The world of financial reporting is obsessing of late on the fixation of public companies, analysts and investors with financial reporting metrics other than those compliant with Generally Accepted Accounting Principles (GAAP).
As Den Howlett put it in his blog of June 1:
“Non-GAAP reporting has largely superseded GAAP reporting as the focus upon which management wishes analysts to pay attention. Many of those same analysts have happily fallen in line if that means the stock price can be pumped upwards.”
On July 31, Francine McKenna listed companies urging non-GAAP metrics on their followers – Brixmor, Herbalife, Apple, the New York Times, FedEx, GE and Microsoft – and a roster of regulatory functionaries wringing their collective hands – SEC Chairman Mary Jo White, Commissioner Kara Stein and chief accountant James Schnurr, and PCAOB chairman Jim Doty.
One concern was phrased in August remarks by Cindy Fornelli of the profession’s Center For Audit Quality:
“There is no authoritative framework that defines the calculation of each non-GAAP financial measure. This allows for flexibility, in that it enables non-GAAP financial measures to be tailored from one company to the next. However, the more tailored the calculation, the less comparable the measure may be across an industry….”
And yet, Francine McKenna’s blog of November 9 also put the futile issue of attempting to limit choice:
“The proliferation of non-GAAP metrics and the thousands of versions of each has made [users’] life a nightmare. It’s like standing behind the person in the Starbucks line who orders their coffee with seven different variations.”
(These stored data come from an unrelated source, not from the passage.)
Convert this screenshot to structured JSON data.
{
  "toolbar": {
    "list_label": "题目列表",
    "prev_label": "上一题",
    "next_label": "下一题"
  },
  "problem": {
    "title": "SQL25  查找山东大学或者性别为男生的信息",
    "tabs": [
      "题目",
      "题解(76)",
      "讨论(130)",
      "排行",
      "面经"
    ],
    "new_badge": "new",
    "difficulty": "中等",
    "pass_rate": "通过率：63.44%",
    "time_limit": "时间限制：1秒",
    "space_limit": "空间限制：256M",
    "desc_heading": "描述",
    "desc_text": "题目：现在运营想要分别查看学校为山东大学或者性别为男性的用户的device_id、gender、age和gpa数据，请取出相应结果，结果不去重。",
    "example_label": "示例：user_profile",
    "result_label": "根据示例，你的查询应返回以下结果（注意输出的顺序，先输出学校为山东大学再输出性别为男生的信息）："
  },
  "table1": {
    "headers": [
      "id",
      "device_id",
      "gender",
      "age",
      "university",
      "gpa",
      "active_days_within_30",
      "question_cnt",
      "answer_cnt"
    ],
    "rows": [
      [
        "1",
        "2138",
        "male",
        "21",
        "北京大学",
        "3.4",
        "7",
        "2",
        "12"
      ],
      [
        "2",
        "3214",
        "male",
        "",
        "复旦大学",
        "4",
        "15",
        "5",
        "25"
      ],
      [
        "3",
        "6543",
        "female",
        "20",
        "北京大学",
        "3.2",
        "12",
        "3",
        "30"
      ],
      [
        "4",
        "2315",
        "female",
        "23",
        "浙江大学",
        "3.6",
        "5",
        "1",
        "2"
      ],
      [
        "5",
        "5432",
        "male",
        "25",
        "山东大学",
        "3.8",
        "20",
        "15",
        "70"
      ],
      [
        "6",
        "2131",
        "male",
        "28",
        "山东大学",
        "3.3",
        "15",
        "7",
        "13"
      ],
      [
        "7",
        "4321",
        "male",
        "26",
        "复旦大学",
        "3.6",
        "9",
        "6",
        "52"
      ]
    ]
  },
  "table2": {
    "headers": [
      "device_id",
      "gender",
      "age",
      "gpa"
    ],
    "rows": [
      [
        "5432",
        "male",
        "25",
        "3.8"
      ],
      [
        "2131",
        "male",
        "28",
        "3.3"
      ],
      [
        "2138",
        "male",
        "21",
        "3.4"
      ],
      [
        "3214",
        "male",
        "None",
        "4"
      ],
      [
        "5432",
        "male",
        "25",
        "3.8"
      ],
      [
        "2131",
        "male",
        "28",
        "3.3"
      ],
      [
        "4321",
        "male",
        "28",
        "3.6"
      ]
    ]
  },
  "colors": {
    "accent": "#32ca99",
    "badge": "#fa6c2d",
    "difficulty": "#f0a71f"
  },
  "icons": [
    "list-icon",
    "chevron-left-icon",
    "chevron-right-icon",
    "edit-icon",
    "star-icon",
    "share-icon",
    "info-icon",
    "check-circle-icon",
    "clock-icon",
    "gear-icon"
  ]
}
Which of course will not do – consumers will be served. So the hard question was as put in a May speech by Hans Hoogervorst, chairman of the International Accounting Standards Board,
“whether IFRS Standards provide sufficient criteria by which performance can be judged by users of financial statements.”
As for actual abuses, the regulators will deal as best they can -- the record so far being spotty. While the SEC’s Division of Corporation Finance issued guidance in May, in practice, its review of non-GAAP filings has evidently given a pass to GE, although as reported by Dow Jones,
“the agency contended that the company’s disclosures could be unclear or confusing to investors and that its metrics may have excluded some costs they shouldn’t have.”
It is both noteworthy and unsurprising that non-GAAP measures have the unsettling tendency to favor an issuer’s desired reporting goals (see Howlett, above, and see Kevin LaCroix’s D&O Diary for August 8) -- the inevitable gaming of financial reporting being a human trait as old as the systems themselves.
So it should be timely to examine this central proposition:
If decision-making by the broad population of information users is now so focused on non-GAAP measures, does that not essentially challenge the adequacy, sufficiency and legitimacy of GAAP itself?
In other words, even though ill-founded herd behavior based on “conventional wisdom” is based on proximity, convenience and inertia, it still compels re-examination of GAAP’s basic utility – it being a core observation that even a position both long-established and intellectually robust is not immune from rejection or displacement.
Examples range from the trivial to the profound of beliefs that are “generally accepted.” Nothing abstract compels the action of a driver approaching an octagonal red sign – the expected stop is “generally accepted.” No written code obliges the congregation to stand for the bride when her father walks her to the altar.
Yet beliefs evolve. It was long held that the earth was the center of the astronomical universe, a position “generally accepted” by the world’s best thinkers from the time of Ptolemy, even as the model’s complexity of deferents, epicycles, eccentrics and equants become unwieldy to the point of breakdown – eventually to be consigned to history’s dustbin with the contributions of Copernicus, Keppler and Galileo.
Social policies supported by coercive legal systems throughout history included the “general acceptance” of such inhumanities as child labor, chattel slavery and exclusion of minorities – all of them to be swept away in more enlightened eras.
As for the future of GAAP under its current challenges, theoreticians in the development of knowledge teach that the displacement of long-held paradigms happens only when two conditions are met:
- First, the necessity must come to be recognized even by those with interests in preserving the status quo.
- Second, an alternative paradigm must be available to which to migrate. (For those interested, see Thomas Kuhn, “The Structure of Scientific Revolutions” (University of Chicago Press 1962).
So if as suggested, the dialog as to non-GAAP metrics has indeed engaged the attention of a quorum of the key players, there are two next steps in the process:
- The actual if reluctant acceptance of the need to explore the supplanting of GAAP itself.
- And the convening of a far-reaching discussion of the structure by which non-GAAP measures can be identified, articulated and codified with sufficient clarity to be integrated into a reporting and assurance structure by which investor needs can be truly served.
No part of this challenge lies beyond the reach of those leaders among the community of interests that comprise the Big Audit model. What is wanting is the acknowledgement that the state of the debate has indeed come this far.